Financial Markets have rebounded very hard from the Spring selloff related to tariff anxiety. This isn’t a shocking result, as we believed much of the hysteria was overblown and ultimately would come down to negotiations. With that said, many of the underlying issues related to trade and geopolitics, are still out there, as there are many very important trade deals that have yet to be completed. Probably more importantly for stocks, valuations are once again extremely rich, providing very little margin of safety. Having a margin of safety is what makes an investment “safe.” If we buy a business worth $100MM for $50MM, we can be slightly off in our estimates and still be successful. If we pay 100 cents on the dollar, then we need everything to hit just right for our investment to be successful. The S&P 500 and Nasdaq are trading at 24x and 29.2x earnings, respectively. Widely owned stocks such as Microsoft and Amazon trade at 37x and 35x earnings, respectively. Netflix has a P/E of 52x, Palantir trades for 228x earnings, and Snowflake trades for 196x earnings.
It isn’t just tech stocks that are trading at frothy valuations. JP Morgan trades at nearly 16x earnings and 2.9x tangible book, which is the richest valuations in the last 20 years. Even former TTCM favorite, Citigroup seems fairly valued at .9x tangible book value and 11.3x forward earnings, for a bank that struggles to generate a 10% return on tangible equity. Walmart trades at 35.4x earnings and Nvidia trades at 34x earnings with robust growth priced in. Many people seem to be forgetting that Tech can be a highly cyclical industry. All of these are just data points, but they reflect a market where very rosy results are already priced in, so as investors, it is a good time to be relatively cautious.

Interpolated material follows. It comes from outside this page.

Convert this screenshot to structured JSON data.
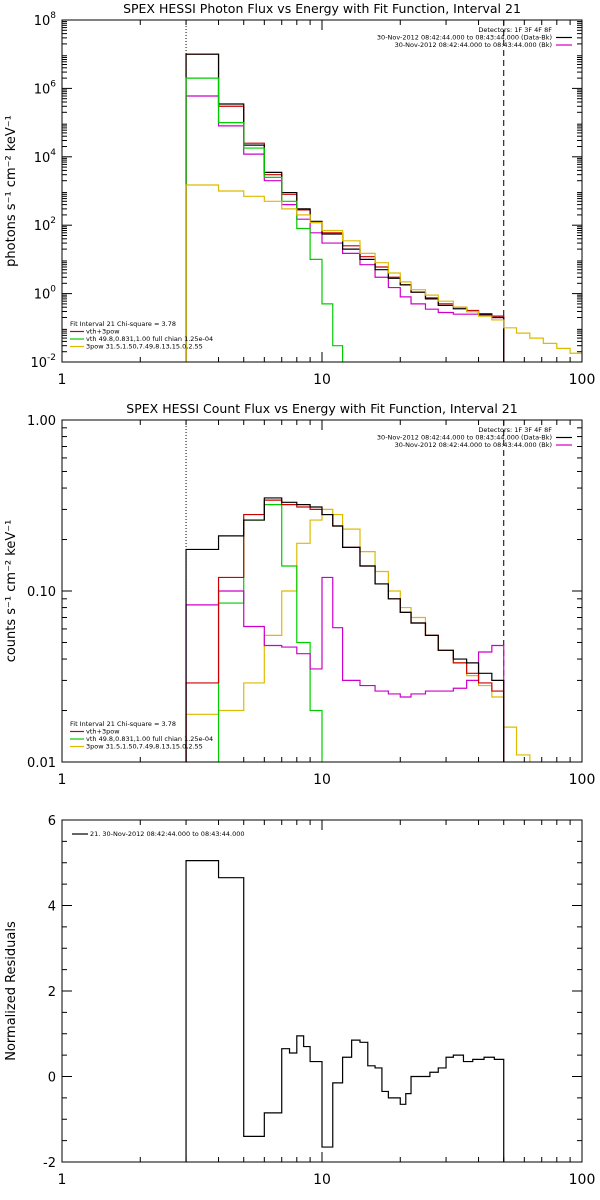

This is the exact opposite of how most of the industry acts. When markets are tanking, many pundits and other advisors preach taking chips off the table, only to get bullish once again when markets have rallied to new highs. The beauty of today’s market environment is that caution can still mean high single-digit, to low double-digit returns, because interest rates are very high and there are enough pockets of attractive securities to take advantage of. We have been buying some well-run business development companies that have dividend yields above 10% and that trade at discounts to their net asset values, which we view to be very attractive and relatively secure opportunities. Our REITs have performed very well, with stocks such as Crown Castle, Vici, WP Carey, NNN, and ADC generating fabulous dividends, while also showing upside on the stock prices. We have been very active with covered calls and cash-secured puts, targeting double-digit annualized returns, with less risk than the overall market. Bonds and Reits could be big beneficiaries if interest rates do go lower, which is possible given relatively subdued inflation numbers of late. The cash flows that they generate are likely to hold up even if the economy were to dip into a recession, which is not the case for many of the current stock market darlings.
By protecting capital during the downturns, we then have the ability to get more aggressive when stocks become cheap once again. We can sell things like bonds and buy stocks at deep discounts to intrinsic value, where the upside is much higher than what we see at current levels. This doesn’t mean that we believe the market will start a major correction tomorrow, next week, or next month. It just means that as valuations have gotten less attractive once again, the business-like approach is to not get caught up in the hysteria but instead focus on investments that meet our high risk-adjusted return expectations. I’d rather have a safe 8%, than a potential 20% return that has 50% permanent loss of capital potential when markets reverse.